Building a worst case scenario rotation

In a perfect world, tha Yankees’ 2013 rotation is all but set. In a perfect world, Hiroki Kuroda and Andy Pettitte both return for another season on one year deals to form a formidable top of the rotation while Phil Hughes, Ivan Nova, and David Phelps compete to round out the back end of what should be a point of strength for the team.  This plan is far from set in stone, however, and a good chunk of it is outside of Brian Cashman’s control. It certainly doesn’t take much to imagine Andy Pettitte deciding to return to the land of retirement and/or another team coming along to offer Hiroki Kuroda a contract that the austere Yankees are unwilling to match. So let’s assume that that’s exactly what happens, and try to figure out where the Yankees go from there. We can assume that Sabathia, Hughes, Nova, and Phelps all get rotation spots, but that still leaves us one starter short of a full five man rotation. So where might the Yankees go to fill this hole?

Internal options:

Thanks to a pretty disastrous 2012, the Yankees’ own cupboard is remarkably barren for answers. It’s almost difficult to imagine it now, but at the start of the 2012 season there was a lot of excitement surrounding the Triple-A Yankees’ prospect laden rotation, but that’s pretty much non-existent now. David Phelps is already in our hypothetical rotation, and D.J. Mitchell is gone entirely, having been sent to Seattle for Ichiro Suzuki. On the more heralded prospect front, Manny Banuelos will miss the whole season following Tommy John surgery, and Dellin Betances is a total non-factor, as he’s more preoccupied with fighting to salvage his career at the moment. That leaves Adam Warren as the only viable arm in this category, but his Triple-A performance has underwhelmed, and he didn’t make a ton of progress last season. Michael Pineda could eventually help if and when he returns from his labrum injury, but you can’t count on that happening, and he wouldn’t be a factor until midseason even in the best case scenario.

Free agency:

Most of the time, you would assume that the answer to this question is simply that the Yankees would go out and sign someone else to fill the hole, and there could be some attractive options on the market for that purpose. However, the Yankees’ aversion to big, multi-year contracts basically leaves them out on anyone who would take more than a one year contract, and those options are rarely good. Considering how in demand pitching is, guys who can be had on one year deals almost always come with some combination of concerns related to age, health, and performance. Looking at the list of available starters, you’re basically talking about Erik Bedard, Francisco Liriano (who’s not a slam dunk to not get amulti-year offer from someone), Carlos Zambrano, and Joe Saunder in this group, as well as the usual array of minor league contract candidates. The one potentially interesting possibility here is Edwin Jackson, but I think he’ll likely accept a multi-year offering at mid-rotation starter money after pitching to basically his career norm after accepting a “pillow contract” with Washington last year.

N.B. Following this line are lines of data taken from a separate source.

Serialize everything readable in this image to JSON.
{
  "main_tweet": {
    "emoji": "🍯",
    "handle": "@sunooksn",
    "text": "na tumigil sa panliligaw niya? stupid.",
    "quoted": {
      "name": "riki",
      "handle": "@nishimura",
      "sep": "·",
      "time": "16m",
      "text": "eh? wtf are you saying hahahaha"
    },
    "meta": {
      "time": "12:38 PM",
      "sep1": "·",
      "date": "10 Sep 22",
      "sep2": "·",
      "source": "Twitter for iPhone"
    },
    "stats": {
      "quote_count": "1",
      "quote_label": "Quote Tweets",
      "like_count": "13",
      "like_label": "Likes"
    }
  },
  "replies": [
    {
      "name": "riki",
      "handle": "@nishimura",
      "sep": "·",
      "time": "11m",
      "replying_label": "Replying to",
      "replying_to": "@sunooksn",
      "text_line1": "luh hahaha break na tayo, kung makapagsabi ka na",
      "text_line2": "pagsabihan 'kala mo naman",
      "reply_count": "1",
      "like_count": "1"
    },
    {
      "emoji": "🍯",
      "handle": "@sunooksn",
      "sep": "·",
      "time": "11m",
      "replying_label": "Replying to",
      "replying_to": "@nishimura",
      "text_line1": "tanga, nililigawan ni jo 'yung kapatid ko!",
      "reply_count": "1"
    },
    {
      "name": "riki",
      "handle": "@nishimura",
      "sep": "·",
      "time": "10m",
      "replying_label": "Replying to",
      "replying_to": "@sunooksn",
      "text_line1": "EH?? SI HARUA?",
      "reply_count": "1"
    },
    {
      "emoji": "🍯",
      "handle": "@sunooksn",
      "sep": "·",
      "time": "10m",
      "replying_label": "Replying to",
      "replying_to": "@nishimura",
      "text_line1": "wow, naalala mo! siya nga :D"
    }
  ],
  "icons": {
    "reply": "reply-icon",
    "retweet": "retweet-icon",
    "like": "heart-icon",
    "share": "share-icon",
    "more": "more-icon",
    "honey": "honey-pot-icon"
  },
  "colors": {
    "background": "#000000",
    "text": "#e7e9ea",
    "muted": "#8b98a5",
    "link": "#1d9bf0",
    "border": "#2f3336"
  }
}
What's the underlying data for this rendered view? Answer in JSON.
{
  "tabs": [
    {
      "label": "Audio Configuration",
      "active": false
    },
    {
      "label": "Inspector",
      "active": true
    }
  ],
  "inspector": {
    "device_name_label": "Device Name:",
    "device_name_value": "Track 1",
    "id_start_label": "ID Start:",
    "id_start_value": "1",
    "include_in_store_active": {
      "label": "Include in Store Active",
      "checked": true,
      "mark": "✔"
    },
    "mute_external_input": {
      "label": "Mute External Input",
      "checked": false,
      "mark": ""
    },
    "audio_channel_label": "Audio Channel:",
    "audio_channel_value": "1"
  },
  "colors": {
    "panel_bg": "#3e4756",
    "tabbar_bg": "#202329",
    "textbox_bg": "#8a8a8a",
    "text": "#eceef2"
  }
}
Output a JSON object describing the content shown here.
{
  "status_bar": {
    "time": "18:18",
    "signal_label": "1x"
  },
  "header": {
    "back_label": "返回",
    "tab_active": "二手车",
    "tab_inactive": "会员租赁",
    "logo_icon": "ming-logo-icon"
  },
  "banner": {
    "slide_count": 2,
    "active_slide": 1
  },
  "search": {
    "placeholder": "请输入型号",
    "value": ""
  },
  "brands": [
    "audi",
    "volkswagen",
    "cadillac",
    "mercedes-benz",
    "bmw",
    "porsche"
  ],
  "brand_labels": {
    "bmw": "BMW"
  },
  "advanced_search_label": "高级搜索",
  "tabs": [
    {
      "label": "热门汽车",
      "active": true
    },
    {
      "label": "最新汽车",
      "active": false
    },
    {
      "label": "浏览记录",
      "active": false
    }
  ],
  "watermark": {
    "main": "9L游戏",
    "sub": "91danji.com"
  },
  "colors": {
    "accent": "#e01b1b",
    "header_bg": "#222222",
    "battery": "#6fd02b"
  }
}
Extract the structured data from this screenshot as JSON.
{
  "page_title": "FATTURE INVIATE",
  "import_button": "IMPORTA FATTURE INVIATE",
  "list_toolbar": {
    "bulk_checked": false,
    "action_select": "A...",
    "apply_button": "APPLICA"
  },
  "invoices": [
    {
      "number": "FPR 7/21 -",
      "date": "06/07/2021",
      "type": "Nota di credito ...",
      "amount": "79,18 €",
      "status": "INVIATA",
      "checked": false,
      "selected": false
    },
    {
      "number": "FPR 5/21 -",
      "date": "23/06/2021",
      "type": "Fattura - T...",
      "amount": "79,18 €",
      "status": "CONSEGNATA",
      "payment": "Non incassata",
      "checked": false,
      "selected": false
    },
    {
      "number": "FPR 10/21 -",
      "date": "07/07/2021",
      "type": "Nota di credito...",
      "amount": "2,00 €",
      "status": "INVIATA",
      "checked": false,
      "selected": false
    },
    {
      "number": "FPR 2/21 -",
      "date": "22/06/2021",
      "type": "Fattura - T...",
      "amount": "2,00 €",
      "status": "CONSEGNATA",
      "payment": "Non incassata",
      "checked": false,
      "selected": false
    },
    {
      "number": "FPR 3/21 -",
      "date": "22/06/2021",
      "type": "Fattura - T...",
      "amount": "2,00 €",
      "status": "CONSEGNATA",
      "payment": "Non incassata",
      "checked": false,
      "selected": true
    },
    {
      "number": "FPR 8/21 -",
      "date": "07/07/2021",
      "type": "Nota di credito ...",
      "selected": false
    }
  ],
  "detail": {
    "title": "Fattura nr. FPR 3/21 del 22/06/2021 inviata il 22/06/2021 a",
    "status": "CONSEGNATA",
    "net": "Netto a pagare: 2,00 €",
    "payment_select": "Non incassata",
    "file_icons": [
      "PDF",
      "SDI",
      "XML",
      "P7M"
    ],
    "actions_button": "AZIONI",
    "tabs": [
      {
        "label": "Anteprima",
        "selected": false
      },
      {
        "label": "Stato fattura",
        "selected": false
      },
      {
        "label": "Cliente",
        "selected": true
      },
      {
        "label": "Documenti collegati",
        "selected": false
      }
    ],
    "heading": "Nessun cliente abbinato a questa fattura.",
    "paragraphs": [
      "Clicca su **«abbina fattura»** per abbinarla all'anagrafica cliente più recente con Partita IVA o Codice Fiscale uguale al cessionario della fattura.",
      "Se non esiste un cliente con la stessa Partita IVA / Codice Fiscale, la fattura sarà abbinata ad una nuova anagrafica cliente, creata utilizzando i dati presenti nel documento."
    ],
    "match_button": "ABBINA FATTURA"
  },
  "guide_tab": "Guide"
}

Finally, there’s always the possibility that Cashman can pry a starter away from another team, but given the Yankees’ dearth of high upside, MLB ready young players you’re probably talking about a cheap buy on an older/back end innings eater type. I don’t have any idea who this would be specifically, but it is a possibility, though probably an unlikely one.

On the whole, my guess is that the Yankees would respond to this worst case scenario by hitting the scrap heap and stock piling older starters you’ve heard of on minor league contracts a la the 2010-11 offseason, when Pettitte first retired and Cliff Lee spurned their advances. That team went on to post the best record in the American League while getting great production out of Freddy Garcia and Bartolo Colon, so it’s possible to strike gold here, but I have a feeling that everyone would prefer to see Kuroda and/or Pettitte back in pinstripes next spring.

About Brien Jackson

Born in Southwestern Ohio and currently residing on the Chesapeake Bay, Brien is a former editor-in-chief of IIATMS who now spends most of his time sitting on his deck watching his tomatoes ripen and consuming far more MLB Network programming than is safe for one's health or sanity.

4 thoughts on “Building a worst case scenario rotation

  1. Would they consider Joba as the 5th starter? There are some who still think that’s where he belongs and if they have Mo and D-Rob to end games, which I guess I’m just taking for granted they will, wouldn’t Joba be a viable option?

    • Joba hasn’t had that kind of workload in years and thinking of him as a starter is pretty wishful. Kuroda broke my heart when he opted out. My only hope is that if he’s not playing with the Yankees he’s playing in Japan. Love that guy!